By Gwladys Fouche
OSLO (Reuters) -Meta Platforms is asking a court in Norway to stop a fine the Nordic country’s data regulator imposed on the owner of Facebook and Instagram for breaching users’ privacy, according to a court filing.
Meta Platforms will be fined 1 million crowns ($97,700) per day from Aug. 14 over privacy breaches, Norway’s data protection authority told Reuters on Monday, in a decision that could have wider European implications.
Meta Platforms is asking for a temporary injunction against the order, according to a court filing. Its petition will be presented on Aug. 22 during a two-day hearing.
The company’s Norwegian lawyer said media queries should be directed to Meta. Meta Platforms did not reply to a request for comment.
The Norwegian data regulator, Datatilsynet, said Meta Platforms was seeking to stop the imposition of the fine.
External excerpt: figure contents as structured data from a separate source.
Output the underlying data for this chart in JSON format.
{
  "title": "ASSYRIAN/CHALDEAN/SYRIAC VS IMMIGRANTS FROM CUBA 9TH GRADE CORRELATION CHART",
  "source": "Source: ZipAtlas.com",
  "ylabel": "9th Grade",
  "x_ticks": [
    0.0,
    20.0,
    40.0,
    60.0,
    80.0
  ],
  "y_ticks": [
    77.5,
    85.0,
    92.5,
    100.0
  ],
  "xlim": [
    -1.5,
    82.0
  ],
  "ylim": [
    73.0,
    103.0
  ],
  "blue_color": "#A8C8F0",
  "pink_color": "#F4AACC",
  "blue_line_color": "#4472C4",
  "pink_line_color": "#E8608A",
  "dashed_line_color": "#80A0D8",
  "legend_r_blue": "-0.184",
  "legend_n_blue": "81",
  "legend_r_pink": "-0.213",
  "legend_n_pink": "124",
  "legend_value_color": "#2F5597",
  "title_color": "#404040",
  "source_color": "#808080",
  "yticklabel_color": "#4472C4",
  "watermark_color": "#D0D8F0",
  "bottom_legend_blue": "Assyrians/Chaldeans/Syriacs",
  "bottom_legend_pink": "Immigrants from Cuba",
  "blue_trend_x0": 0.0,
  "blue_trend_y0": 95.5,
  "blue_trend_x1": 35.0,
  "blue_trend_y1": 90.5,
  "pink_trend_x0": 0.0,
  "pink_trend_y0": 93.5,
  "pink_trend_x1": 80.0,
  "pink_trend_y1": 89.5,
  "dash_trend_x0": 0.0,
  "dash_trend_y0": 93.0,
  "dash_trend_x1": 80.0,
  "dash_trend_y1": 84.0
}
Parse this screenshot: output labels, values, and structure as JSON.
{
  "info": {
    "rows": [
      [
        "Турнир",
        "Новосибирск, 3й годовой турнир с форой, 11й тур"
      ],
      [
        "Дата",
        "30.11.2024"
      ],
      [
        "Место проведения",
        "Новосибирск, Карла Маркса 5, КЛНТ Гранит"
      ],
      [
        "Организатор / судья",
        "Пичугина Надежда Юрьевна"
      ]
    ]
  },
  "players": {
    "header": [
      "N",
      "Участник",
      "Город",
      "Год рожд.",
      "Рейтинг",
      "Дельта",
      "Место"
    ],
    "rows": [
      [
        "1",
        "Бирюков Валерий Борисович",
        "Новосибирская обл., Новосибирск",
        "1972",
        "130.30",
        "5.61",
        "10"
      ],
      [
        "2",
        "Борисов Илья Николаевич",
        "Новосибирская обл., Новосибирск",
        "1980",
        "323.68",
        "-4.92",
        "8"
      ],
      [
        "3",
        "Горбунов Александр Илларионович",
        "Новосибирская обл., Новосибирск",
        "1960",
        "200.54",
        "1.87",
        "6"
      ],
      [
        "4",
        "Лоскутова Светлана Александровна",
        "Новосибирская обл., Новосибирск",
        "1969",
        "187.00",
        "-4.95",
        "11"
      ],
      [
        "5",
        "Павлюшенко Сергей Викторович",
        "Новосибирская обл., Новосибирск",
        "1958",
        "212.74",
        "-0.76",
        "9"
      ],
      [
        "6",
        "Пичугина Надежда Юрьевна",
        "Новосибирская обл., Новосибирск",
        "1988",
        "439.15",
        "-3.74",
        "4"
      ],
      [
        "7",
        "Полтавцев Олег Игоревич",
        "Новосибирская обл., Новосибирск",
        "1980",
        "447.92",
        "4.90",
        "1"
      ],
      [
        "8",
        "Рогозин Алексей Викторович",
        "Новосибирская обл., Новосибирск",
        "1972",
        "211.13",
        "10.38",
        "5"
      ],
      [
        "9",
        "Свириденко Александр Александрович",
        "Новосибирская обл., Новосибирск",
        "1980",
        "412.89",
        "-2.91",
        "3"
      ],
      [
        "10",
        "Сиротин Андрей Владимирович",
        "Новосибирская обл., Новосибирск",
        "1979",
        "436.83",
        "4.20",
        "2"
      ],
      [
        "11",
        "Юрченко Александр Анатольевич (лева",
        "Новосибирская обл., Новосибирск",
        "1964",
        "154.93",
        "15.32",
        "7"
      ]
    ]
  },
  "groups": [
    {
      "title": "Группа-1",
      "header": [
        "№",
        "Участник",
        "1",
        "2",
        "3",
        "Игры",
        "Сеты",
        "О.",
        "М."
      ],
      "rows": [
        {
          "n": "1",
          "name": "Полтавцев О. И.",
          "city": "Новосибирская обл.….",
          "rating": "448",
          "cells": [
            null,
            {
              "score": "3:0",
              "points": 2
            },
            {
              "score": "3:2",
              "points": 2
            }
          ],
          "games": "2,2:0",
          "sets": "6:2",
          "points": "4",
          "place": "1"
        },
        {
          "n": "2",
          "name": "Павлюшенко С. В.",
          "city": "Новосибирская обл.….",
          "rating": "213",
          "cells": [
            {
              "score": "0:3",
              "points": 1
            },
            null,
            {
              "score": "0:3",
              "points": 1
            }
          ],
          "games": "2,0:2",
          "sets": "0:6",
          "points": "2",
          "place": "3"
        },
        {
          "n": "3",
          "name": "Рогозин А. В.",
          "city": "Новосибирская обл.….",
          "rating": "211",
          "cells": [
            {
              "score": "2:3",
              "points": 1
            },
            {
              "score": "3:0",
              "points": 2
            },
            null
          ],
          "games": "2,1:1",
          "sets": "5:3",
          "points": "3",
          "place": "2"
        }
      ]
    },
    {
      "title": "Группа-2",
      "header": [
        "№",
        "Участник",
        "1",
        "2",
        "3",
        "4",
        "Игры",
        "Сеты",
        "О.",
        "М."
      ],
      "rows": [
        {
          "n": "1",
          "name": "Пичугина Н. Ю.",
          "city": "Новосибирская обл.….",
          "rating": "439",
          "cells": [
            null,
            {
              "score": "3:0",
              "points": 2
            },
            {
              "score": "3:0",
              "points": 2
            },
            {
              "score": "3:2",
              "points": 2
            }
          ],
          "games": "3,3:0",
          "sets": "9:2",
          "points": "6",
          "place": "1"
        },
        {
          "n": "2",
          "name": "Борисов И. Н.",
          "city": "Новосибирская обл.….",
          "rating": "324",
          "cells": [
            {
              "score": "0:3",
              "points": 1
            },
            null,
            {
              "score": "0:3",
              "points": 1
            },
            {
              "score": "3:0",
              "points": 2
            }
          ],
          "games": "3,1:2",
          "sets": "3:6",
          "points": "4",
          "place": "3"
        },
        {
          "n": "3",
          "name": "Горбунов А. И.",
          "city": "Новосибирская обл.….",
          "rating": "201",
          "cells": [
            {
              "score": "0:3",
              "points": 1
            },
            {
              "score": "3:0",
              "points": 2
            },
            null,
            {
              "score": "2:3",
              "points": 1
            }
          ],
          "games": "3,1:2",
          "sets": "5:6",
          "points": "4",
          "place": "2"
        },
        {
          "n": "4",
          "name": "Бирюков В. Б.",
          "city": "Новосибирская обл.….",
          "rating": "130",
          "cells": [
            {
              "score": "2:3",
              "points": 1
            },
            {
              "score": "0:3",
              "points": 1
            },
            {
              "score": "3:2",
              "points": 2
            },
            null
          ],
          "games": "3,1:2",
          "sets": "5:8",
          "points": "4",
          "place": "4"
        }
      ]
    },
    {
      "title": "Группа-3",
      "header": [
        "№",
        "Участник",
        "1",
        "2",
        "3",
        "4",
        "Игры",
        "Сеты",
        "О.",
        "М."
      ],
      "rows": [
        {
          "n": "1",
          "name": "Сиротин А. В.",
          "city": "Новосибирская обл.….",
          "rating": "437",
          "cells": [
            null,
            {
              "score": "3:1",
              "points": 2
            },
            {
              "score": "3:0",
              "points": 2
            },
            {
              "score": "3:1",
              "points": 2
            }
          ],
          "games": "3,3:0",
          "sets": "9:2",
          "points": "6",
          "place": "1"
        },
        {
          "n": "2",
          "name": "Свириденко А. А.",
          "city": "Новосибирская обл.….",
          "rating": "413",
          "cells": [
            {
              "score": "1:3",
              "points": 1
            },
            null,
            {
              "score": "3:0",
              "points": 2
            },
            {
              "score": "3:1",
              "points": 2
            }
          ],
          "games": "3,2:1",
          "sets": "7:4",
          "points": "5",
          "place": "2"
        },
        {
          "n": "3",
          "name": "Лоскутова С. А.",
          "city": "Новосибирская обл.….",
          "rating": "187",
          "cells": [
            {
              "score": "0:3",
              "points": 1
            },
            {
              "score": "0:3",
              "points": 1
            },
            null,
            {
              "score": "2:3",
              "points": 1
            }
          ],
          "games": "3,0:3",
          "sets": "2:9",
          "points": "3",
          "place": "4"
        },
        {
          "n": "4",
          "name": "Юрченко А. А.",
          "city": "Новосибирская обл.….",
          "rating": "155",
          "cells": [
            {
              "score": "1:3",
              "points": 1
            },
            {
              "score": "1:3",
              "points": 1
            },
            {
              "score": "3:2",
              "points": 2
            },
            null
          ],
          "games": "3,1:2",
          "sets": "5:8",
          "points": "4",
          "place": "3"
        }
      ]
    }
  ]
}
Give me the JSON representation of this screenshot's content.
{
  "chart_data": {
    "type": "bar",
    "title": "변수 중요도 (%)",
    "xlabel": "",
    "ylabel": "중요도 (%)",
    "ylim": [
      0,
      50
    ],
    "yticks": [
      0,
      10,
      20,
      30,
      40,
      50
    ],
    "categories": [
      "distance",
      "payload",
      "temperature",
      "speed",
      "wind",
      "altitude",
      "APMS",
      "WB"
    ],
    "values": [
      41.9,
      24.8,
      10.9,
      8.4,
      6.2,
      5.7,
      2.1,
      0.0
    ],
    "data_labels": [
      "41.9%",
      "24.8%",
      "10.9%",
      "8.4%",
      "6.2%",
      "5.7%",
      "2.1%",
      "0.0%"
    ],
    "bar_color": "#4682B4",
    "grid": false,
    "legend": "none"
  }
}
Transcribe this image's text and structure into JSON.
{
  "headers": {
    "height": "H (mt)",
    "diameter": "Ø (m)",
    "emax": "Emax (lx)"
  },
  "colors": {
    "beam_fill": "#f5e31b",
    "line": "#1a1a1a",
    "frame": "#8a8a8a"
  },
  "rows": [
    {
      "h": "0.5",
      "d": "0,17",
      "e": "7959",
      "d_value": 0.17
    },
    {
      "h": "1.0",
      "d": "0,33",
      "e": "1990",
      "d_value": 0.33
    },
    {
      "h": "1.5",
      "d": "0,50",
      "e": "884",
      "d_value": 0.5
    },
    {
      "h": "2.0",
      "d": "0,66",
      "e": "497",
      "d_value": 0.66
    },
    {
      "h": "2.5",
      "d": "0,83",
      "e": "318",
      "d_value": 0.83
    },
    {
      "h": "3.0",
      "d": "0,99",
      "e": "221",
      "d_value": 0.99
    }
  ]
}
“They say that the court should put … a pause on our order, pending a full trial,” Tobias Judin, head of Datatilsynet’s international section told Reuters. “Datatilsynet will argue that there is no basis for an injunction.”
The regulator has said Meta cannot harvest user data in Norway, such as users’ physical locations, and use it to target advertising at them, called behavioural advertising, a business model common to Big Tech.
The fine will run until Nov. 3. Datatilsynet can make it permanent by referring its decision to the European Data Protection Board, which has the power to do so, if it agrees with the Norwegian regulator’s decision.
That could also widen the decision’s territorial scope to the rest of Europe.
Datatilsynet had yet to take this step.